In the app i'm working on now, I really want to get the page loading fast-fast-fast. I have all javascript combined into one file, minimized, gzipped, far-future cached. Same with CSS. (Rails does this for me, mostly). javascript file is also marked with 'async' attribute. All images are set up so loading images doesn't block initial page load.
300ms for https round trips remain. shrug. it is unfortunate, but I stick with https anyway. Making sure your web server is doing persistent http connections is about the only thing I know to do to ameliorate somewhat, but first connection is still slower than I'd like, due to https.
something may very well be wrong, and it may be outside of my abilities or time to figure out what. :)
I am looking into increasing the SSL Session keeping length on my apache, have any opinion about that? It does seem to eliminate the extra 'tax' for SSL in my from-slow-network experiments, for the duration of the session eliminating re-negotiation.
As ballpark figures for SSL session cache timeouts, Apache defaults to 5 minutes, F5 load balancers default to 1 hour and JBoss is 1 day. So it really seems like a wide range of values get used out in the world.
Upping to an hour should cause no problems. With SHM cache that will use a bit more memory, should make no practical difference for DBM.
The other thing to watch out for (mentioned at link) is that lots of cheap SSL certs have a cert chain like 4 or 5 items long, bloating startup.
That shows that 5983 bytes of intermediate certs are being sent over and above the actual server cert.

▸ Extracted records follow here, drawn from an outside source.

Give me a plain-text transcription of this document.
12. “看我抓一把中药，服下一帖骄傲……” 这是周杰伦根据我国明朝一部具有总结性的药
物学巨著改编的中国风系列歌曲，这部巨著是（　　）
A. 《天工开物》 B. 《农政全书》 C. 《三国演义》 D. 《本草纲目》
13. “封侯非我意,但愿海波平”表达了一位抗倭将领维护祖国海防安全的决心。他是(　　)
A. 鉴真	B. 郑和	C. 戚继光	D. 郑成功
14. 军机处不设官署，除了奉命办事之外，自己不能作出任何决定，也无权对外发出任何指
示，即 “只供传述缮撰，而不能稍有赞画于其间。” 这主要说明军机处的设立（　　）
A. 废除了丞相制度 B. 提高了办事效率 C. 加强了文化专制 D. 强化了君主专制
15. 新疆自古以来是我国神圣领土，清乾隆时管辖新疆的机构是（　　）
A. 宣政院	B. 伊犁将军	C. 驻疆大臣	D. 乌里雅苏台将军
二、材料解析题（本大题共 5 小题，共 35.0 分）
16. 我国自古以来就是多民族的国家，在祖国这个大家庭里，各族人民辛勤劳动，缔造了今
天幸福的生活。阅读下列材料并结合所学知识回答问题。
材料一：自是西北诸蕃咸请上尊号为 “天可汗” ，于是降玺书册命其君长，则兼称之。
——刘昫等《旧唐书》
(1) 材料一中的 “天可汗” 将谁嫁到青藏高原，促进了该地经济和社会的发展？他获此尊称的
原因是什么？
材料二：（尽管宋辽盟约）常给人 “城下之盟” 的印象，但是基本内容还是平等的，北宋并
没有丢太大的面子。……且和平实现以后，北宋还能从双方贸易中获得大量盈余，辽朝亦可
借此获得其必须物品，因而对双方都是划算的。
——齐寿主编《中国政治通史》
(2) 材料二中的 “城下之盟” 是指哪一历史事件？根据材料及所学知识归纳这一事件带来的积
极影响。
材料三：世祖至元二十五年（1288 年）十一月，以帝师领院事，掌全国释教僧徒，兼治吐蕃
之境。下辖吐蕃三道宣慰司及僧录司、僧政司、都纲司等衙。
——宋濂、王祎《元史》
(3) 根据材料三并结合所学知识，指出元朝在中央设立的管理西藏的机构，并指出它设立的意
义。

That's going to eat a bunch of RTTs during SSL setup.
Akamai charges about 10x as much for custom SSL service as for regular. Amazon Cloudfront just won't do custom SSL -- you have to use their domain and risk ugly browser warnings.
I don't know about other CDNs, but given the nature of the technology, I expect their cost structures to be similar. (over 40% of clients do not support SNI, so each custom SSL certificate requires a dedicated TCP port, which drives up costs for the CDN. Worse, a lot of clients will reject ports other than 443, forcing you to use a separate IP for each custom certificate.)